Educating ourselves is the first step. Understanding the myriad ways racism hurts not only people of color, but all of us, as well as our profession, is important and necessary to provide context and appreciation of the magnitude of the issue in order to help propel us to act. And we do need to act—it is not enough to be merely against racism. We need to be antiracist. According to the US Bureau of Labor Statistics, vital roles within the veterinary profession are projected to grow nearly 20% from 2018–2028.1,2 That means plenty of opportunities will be available for veterinary professionals in the coming years. If each of us commits to continuously take the necessary steps to create a more diverse, inclusive, and equitable profession, we can do our part in creating a safer, more just society for the Black community.

This is a marathon, not a sprint, and we will very likely make mistakes or say the wrong thing along the way. Don’t let that scare you away from doing the work that’s necessary. Listen and learn when you need to. Course correction shows growth and positive change, so don’t let your ego or guilt get in the way.

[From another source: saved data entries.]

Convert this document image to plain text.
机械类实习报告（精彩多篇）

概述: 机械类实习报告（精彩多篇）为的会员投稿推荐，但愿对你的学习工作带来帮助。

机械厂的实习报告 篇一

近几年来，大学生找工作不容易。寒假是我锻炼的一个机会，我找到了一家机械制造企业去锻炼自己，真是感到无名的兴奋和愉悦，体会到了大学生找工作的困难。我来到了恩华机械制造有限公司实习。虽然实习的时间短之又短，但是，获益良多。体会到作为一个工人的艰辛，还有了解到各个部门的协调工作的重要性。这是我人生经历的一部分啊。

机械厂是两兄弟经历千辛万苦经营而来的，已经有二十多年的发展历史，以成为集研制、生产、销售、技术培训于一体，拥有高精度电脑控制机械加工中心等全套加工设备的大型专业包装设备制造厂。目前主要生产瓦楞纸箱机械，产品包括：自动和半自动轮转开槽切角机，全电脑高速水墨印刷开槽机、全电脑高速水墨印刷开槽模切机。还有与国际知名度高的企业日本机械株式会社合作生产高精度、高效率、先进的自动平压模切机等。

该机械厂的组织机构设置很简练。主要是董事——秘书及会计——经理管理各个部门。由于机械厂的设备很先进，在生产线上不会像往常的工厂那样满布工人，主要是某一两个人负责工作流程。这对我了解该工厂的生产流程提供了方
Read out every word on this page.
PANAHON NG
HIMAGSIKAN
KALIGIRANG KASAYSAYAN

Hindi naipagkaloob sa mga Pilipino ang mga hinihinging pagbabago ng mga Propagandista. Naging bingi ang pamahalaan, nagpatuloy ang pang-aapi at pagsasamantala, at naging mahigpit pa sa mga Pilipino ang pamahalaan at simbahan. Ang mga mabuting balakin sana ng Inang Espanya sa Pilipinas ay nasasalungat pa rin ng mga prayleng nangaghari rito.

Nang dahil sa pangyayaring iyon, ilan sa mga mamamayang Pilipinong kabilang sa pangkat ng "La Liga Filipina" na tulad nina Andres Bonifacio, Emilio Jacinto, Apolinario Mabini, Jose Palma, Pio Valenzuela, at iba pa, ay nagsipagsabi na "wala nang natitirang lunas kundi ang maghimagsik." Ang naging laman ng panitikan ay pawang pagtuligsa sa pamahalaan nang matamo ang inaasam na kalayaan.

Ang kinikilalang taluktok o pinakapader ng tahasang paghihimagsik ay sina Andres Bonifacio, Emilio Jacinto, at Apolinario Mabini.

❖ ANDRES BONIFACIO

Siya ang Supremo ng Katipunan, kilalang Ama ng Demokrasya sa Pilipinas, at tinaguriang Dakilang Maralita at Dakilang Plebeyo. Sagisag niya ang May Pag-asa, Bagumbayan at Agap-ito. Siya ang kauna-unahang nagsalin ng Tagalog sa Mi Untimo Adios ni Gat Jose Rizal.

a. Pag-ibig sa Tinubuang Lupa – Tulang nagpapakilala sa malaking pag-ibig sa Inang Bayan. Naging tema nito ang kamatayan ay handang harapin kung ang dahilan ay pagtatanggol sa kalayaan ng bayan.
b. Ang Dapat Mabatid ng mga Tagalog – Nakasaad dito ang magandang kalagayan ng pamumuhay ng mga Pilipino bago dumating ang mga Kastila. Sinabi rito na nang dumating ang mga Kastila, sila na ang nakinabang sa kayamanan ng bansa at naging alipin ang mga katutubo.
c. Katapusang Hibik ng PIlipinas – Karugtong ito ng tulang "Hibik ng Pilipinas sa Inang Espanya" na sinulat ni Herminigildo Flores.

Below are steps that you can take right now toward becoming an antiracist practice, professional, and individual. This is by no means an exhaustive list, and there are plenty of other resources that are just a Google search away. Use these to get started, but continue to learn and do better every day.

Practice

  1. Expand your recruitment efforts to include a more diverse representation of universities, colleges, and high schools. Start with historically black colleges and universities that offer preveterinary or related programs, 17 of which are listed here.
  2. Introduce mandatory antiracism or anti-oppression training for all employees. Consultants like Regan Byrd offer remote private training for businesses.
  3. Read Navigating Diversity and Inclusion in Veterinary Medicine, which provides a clear road map toward inclusiveness and cultural competency in the veterinary profession.
  4. Discover the benefits of diversity in the veterinary profession.

Professional

  1. Sponsor a membership with the BlackDVM Network or get involved with the National Association for Black Veterinarians or the Multicultural Veterinary Medical Association.
  2. Enroll in Purdue University’s online certificate program for Diversity & Inclusion in Veterinary Medicine.
  3. Listen to or watch the AAVMC’s Diversity and Inclusion on Air.
  4. Understand oppression, power, and privilege by brushing up on the definitions.
  5. Register for Making a Change: From Comfort Zone to Brave Spaces, a free AVMA Axon webinar presented by Lisa Greenhill, EdD.

Individual

  1. Become more comfortable talking about race with the National Museum of African American History & Culture’s resources for educators, parents or caregivers, and individuals committed to equity.
  2. Educate yourself by watching documentaries like 13th on Netflix or reading White Fragility by Robin DiAngelo, PhD.
  3. Review this open-source Guide to Allyship to better understand what an ally is and how to be an effective one.
  4. Turn ideals into action by calling out racist actions you see in your daily life and push racial justice forward every day.
  5. Make sure you’re registered and vote in all elections.

Sources

  1. US Bureau of Labor Statistics. 2020. “Veterinarians: Occupational Outlook Handbook.” gov/OOH/healthcare/veterinarians.htm#tab-6.
  2. US Bureau of Labor Statistics. 2020. “Veterinary Technologists and Technicians: Occupational Outlook Handbook.” gov/ooh/healthcare/veterinary-technologists-and-technicians.htm.